萩原氏:31歳のときに起業したのですが、営業コンサルタントとして5、6年やったあと、1998年にリクルート時代のつてを頼って米国に視察に行きました。「マンハッタンの営業マンは飛び込み営業をしていないはず……(笑)。どうやって営業しているのか」を確かめたかったのです。

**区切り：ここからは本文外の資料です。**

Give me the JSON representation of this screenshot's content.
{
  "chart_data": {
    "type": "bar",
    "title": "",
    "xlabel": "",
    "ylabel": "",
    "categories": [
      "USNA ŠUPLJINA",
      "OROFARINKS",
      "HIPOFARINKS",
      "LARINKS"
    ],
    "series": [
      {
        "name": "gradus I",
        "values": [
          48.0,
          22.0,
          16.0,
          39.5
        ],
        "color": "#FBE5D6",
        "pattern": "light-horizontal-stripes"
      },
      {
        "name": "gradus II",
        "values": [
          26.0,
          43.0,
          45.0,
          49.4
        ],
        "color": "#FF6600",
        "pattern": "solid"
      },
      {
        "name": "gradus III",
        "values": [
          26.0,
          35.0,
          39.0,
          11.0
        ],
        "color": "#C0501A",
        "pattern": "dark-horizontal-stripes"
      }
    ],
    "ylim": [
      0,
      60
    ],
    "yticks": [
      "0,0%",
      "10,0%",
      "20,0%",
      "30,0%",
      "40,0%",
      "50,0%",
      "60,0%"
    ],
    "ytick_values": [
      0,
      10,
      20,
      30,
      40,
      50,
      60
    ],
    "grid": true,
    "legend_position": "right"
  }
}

 実際に行ってみて、業務がはっきりと分業されていることに驚きました。商談の設定はマーケティングの仕事で、商談が設定されたあと、成約するまでが営業の仕事だったのです。営業は、飛び込み営業もテレアポもしないわけです。

「営業を変える」ためには、マーケティングが必要

植山氏:今ではかなり一般的になってきた考え方ですが、当時は相当目新しいですよね。

植山浩介氏
植山浩介氏
SATORI株式会社
代表取締役

萩原氏:視察した企業のなかでの、おもしろいエピソードがあります。目標を達成したトップ営業マンが、そのインセンティブとして「1カ月の休暇」をもらったというのです。日本でもし1カ月も休んだら、「担当のお客さんはどうするんだ」ということになるでしょう。しかし、分業化されているがゆえに、マーケティング担当者や他の営業担当者に引き継ぐことができるのです。

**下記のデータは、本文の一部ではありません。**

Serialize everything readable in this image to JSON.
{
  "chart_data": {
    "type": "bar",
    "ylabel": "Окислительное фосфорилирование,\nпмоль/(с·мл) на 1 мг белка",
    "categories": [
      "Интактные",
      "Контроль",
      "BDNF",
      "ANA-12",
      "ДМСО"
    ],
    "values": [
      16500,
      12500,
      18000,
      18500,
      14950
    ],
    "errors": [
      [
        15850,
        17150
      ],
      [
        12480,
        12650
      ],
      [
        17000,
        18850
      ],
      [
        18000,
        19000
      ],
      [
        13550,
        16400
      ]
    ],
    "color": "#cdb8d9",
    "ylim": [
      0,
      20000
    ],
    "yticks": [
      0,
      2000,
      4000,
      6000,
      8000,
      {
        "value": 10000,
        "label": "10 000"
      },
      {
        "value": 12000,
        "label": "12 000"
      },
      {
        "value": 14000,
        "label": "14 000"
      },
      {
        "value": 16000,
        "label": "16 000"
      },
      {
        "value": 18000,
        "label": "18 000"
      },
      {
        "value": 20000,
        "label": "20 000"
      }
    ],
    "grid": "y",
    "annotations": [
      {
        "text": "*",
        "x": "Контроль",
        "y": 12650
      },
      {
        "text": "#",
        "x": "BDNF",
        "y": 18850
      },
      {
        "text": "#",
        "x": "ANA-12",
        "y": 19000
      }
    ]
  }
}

植山氏:営業担当者に顧客がついているわけではないということですね。

萩原氏:はい、顧客を営業担当者が所有しているという概念がありません。顧客は会社が所有していて、営業は、成約までプロセスをこなすということがミッションなのです。だから、休暇から戻ってきたらすぐに続きを再開できます。

 ほかに視察した企業では、B2Bマーケティングの専門会社がありました。そういうビジネスを日本に持ち込んだらおもしろいと考えたのです。営業を変える手段の1つが、マーケティングだということです。そこでまず、コールセンターから始めました。

植山氏:例えば、どういった施策をやるのですか。

萩原氏:当時は、「ナーチャリング」という概念もなかったですし、ターゲットをあまり明確にせずにセミナー集客や新規開拓を実施したりしていました。ただ、その場合でも、マーケティングと営業とを分け、別々に行動していました。

 例えば、ある飲食店ポータルサイトの広告獲得のケースでは、まず、われわれのテレマーケ部隊が、ある県を攻めてアポをとります。アポがとれたところに対して、お客様の営業部隊が直接訪問して営業活動を行う。その間に、テレマーケ部隊は次の県を攻める。それを南から北へ全国展開していくのです。

植山氏:まさに、「非対面」と「対面」の融合ですね。デジタル時代になって、マーケティングの役割が大きくなってきましたが、御社ではそれ以前から、マーケティングと営業を分けたアプローチをしていたのですね。